Can non-free forces change the rest mass?

Question

While reading Hobsen et al.'s "General Relativity: An Introduction for Physicists", I came across a bit confusing derivation. Multiplying the 4-force and 4-velocity, the following derivation can be made

$ \boldsymbol{u} \cdot \boldsymbol{f} = \boldsymbol{u} \cdot {d\boldsymbol{p} \over d\tau} = \boldsymbol{u} \cdot ({dm_0 \over d\tau}\boldsymbol{u} + m_0{d\boldsymbol{u} \over d\tau}) = c^2 {dm_0 \over d\tau} + m_0 \boldsymbol{u} \cdot {d\boldsymbol{u} \over d\tau} = c^2 {dm_0 \over d\tau} $

After this derivation, the authors make the following conclusion:

where we have (twice) used the fact that $\boldsymbol{u} \cdot \boldsymbol{u} = c^2$. Thus, we see that in special relativity the action of a force can alter the rest mass fo a particle! A force that preserves the rest mass is called a pure force and must satisfy $\boldsymbol{u} \cdot \boldsymbol{f} = 0$

But I have the following objections and questions about this derivation:

1. The rest mass is by definition a constant, so it should have been considered a constant while differentiating.

2. If we go back to Newton's second law, which is still valid under the special theory of relativity (though with some correction), the mass is the resistance of a body to changes in velocity, i.e. the larger the mass is, the stronger the force we need to change its velocity. But a non-free force seems to contradict this basic concept when $dm_0 \over d\tau$ is negative, because this means that the force is reducing the resistance of the body towards the force. As a funny comparison, imagine that the harder you push a heavy box, the lighter it becomes (which is obviously not the case even in Newtonian mechanics, not to mention that special relativity predicts the opposite, i.e. the faster the body is, the harder it becomes to increase its velocity)!!

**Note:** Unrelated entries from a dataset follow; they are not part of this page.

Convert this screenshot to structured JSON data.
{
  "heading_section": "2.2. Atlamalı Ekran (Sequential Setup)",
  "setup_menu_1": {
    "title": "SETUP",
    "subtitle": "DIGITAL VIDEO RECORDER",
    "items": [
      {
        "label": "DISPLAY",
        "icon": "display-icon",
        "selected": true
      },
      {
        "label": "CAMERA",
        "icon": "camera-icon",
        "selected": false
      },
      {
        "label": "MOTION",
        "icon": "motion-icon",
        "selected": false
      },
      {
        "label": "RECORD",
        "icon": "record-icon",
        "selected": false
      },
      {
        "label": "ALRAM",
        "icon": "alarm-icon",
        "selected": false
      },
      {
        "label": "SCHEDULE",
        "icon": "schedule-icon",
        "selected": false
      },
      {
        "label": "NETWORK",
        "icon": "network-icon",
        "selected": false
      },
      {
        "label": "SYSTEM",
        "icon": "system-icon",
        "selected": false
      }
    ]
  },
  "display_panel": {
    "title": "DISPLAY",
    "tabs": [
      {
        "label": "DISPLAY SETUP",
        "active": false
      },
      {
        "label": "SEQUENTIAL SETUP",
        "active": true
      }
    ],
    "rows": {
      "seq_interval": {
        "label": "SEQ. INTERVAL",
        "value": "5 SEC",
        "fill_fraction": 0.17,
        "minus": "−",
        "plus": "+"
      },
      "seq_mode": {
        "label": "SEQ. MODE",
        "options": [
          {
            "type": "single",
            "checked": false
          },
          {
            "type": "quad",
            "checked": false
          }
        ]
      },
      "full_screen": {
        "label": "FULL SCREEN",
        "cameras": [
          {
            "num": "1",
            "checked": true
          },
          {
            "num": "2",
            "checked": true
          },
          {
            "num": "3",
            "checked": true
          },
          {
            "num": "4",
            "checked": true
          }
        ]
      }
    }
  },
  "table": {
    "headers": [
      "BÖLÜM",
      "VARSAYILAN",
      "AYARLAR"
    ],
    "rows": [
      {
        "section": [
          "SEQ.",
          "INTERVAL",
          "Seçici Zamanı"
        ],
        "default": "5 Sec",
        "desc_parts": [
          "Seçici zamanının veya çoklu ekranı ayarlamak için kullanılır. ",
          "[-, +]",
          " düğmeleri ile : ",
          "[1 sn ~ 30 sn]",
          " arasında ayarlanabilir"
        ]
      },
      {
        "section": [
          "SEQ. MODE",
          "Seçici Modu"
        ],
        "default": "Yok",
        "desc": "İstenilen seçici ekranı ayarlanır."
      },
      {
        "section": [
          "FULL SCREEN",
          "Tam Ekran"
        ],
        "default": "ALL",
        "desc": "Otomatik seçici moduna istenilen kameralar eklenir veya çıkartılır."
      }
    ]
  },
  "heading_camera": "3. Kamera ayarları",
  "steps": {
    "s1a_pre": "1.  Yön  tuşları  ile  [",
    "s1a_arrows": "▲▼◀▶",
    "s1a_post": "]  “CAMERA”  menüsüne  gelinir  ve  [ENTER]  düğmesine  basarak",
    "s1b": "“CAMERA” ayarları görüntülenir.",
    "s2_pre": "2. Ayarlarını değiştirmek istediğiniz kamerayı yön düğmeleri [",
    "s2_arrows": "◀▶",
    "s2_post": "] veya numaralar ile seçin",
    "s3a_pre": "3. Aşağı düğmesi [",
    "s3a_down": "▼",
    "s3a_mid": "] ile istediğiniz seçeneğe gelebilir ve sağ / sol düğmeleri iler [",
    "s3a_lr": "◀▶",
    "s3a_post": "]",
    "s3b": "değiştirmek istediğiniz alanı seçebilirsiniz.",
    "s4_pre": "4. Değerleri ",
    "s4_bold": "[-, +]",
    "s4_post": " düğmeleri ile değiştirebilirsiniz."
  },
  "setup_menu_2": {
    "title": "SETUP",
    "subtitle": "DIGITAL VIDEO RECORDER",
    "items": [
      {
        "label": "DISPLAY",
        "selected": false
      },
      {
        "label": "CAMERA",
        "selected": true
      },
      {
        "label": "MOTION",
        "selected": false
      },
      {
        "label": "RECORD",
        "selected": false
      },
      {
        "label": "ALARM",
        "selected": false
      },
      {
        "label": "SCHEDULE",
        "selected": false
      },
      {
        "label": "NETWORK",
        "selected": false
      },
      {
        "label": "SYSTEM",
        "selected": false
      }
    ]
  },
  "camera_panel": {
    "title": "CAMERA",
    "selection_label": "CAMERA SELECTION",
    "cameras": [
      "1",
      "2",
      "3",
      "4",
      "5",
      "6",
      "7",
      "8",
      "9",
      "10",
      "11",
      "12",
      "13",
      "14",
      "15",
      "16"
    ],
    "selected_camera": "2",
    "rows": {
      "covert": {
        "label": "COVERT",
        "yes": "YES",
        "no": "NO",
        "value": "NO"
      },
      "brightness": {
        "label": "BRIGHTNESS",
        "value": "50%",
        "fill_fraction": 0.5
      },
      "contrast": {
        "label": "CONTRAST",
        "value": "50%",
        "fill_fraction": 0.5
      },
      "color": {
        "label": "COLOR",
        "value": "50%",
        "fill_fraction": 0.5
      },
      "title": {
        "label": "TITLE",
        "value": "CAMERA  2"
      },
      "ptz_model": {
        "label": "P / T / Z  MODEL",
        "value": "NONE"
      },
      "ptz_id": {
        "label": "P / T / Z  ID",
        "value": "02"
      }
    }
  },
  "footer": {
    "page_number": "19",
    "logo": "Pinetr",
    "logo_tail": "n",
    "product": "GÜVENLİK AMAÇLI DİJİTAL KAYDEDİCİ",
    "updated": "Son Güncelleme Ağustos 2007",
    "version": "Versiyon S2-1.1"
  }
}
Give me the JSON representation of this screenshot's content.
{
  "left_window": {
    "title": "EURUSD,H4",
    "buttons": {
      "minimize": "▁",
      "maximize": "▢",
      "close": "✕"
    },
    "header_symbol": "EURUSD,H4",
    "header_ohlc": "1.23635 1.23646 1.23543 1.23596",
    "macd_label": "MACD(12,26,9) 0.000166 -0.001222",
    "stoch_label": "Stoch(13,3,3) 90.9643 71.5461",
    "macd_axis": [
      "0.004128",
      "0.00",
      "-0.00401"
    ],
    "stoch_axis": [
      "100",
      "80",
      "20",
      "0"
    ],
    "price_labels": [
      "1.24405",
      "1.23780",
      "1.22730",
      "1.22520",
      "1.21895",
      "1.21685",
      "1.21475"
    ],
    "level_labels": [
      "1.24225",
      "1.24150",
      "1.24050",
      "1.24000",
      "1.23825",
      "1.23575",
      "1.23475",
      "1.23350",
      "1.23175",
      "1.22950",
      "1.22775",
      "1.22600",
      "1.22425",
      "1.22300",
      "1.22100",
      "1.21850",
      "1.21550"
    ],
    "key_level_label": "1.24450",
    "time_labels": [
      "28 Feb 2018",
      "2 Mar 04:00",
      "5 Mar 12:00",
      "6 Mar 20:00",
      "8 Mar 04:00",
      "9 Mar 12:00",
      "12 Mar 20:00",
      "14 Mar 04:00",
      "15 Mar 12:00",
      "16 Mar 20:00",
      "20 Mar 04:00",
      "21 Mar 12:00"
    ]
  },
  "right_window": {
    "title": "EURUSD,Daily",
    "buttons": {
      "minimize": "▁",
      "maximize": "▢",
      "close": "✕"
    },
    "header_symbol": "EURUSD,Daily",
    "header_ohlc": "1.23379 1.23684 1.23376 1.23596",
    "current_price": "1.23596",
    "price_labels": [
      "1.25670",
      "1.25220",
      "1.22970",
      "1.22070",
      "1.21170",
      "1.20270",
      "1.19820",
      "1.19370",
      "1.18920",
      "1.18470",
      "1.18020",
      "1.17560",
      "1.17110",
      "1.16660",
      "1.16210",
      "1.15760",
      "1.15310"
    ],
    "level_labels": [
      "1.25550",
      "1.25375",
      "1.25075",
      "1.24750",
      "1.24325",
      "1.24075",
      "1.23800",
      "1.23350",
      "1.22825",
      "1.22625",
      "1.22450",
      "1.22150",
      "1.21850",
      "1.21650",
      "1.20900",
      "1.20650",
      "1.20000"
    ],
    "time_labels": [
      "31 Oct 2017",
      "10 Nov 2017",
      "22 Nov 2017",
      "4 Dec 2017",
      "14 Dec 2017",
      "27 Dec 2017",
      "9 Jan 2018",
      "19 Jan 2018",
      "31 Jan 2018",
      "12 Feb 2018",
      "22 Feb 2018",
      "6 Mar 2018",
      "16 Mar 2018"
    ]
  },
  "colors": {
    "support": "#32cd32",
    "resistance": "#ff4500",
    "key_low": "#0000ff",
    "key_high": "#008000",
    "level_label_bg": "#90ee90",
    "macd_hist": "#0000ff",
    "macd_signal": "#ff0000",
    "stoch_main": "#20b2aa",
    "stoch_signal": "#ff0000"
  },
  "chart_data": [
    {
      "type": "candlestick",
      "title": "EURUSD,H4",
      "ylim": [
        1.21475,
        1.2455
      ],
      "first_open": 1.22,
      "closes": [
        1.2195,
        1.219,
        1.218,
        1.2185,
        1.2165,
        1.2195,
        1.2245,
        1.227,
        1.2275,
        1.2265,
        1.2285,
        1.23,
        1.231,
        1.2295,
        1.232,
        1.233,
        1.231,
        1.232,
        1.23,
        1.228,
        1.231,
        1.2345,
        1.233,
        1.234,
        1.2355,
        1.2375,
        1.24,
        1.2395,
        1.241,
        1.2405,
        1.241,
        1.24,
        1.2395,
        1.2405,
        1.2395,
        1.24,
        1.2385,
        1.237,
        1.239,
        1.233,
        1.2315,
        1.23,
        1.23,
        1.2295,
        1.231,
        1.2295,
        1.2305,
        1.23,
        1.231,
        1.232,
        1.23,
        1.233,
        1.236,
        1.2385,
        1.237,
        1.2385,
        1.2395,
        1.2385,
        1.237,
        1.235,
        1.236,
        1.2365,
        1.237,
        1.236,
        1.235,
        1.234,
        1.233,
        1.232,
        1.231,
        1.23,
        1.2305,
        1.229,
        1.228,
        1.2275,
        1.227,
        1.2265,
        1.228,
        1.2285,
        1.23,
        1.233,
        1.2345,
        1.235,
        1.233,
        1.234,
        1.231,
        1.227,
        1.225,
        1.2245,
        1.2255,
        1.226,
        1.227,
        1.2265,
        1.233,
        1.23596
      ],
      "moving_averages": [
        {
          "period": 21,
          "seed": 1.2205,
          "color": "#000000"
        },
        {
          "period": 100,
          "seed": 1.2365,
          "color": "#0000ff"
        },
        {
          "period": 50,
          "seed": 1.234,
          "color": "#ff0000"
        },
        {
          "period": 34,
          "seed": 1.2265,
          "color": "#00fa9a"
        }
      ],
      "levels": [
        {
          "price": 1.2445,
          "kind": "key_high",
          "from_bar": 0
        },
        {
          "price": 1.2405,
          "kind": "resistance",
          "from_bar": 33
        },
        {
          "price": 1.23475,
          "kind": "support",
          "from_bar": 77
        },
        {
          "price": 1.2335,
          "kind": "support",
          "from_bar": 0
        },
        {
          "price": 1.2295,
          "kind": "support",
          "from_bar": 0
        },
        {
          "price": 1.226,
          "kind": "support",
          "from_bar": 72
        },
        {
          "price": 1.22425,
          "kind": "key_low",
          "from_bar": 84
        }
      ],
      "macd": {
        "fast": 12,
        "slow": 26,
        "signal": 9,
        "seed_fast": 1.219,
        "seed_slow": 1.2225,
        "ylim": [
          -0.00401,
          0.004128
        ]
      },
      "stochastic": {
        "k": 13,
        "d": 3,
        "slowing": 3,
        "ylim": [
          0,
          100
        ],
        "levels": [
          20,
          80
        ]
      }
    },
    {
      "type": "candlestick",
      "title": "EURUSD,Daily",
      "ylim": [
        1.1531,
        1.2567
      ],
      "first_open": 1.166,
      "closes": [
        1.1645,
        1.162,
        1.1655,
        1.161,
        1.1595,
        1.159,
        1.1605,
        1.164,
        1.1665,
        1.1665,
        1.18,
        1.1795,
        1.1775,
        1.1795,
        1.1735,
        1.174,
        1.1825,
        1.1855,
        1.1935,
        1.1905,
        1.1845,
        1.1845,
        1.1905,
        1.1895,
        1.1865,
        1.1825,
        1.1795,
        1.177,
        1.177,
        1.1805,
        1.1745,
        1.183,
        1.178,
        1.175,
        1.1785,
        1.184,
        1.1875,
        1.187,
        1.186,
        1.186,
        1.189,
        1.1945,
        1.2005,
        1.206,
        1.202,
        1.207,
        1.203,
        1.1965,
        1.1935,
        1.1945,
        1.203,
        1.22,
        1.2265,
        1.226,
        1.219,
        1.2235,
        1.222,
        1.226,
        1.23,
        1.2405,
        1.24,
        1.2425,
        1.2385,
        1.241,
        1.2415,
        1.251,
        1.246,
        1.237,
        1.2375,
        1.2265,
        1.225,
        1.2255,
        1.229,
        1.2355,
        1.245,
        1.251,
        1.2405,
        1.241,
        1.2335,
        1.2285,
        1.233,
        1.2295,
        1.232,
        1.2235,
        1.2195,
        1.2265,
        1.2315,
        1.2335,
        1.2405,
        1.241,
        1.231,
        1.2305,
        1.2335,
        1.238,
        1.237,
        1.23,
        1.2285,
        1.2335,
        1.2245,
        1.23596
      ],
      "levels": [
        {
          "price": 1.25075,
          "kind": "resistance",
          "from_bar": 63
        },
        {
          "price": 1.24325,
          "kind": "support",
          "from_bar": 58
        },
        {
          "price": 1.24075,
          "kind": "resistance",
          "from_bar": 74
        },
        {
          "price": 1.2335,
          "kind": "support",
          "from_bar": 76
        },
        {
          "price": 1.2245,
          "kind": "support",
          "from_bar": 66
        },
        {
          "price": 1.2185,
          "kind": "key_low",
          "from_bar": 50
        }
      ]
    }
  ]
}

3. Unless the mass is being converted to energy or transferred somewhere else (which is not inferred from the derivation, as the derivation comes straightforward from the force equation without depending on any other equation), where is the mass going?! Isn't this contradictory to the conservation of mass an energy law?

4. If we assumed in this derivation that the rest mass is variable, why didn't we do so in many other derivations in the special theory of relativity?

5. Do we have examples of such forces anyway? :-)

Answer 1

I second the suggestion of @ChrisGerig in the comment above about reading the wiki article.

This is the relevant paragraph:

If the system consists of more than one particle, the particles may be moving relative to each other in the center of momentum frame, and they will generally interact through one or more of the fundamental forces. The kinetic energy of the particles and the potential energy of the force fields increase the total energy above the sum of the particle rest masses, and contribute to the invariant mass of the system. The sum of the particle kinetic energies as calculated by an observer is smallest in the center of momentum frame (or rest frame if the system is bound).

What they call a particle is not an elementary particle, i.e. one which is point like and whose invariant mass is constant on all frames. Once there is a system of particles, even two photons, their invariant mass is variable.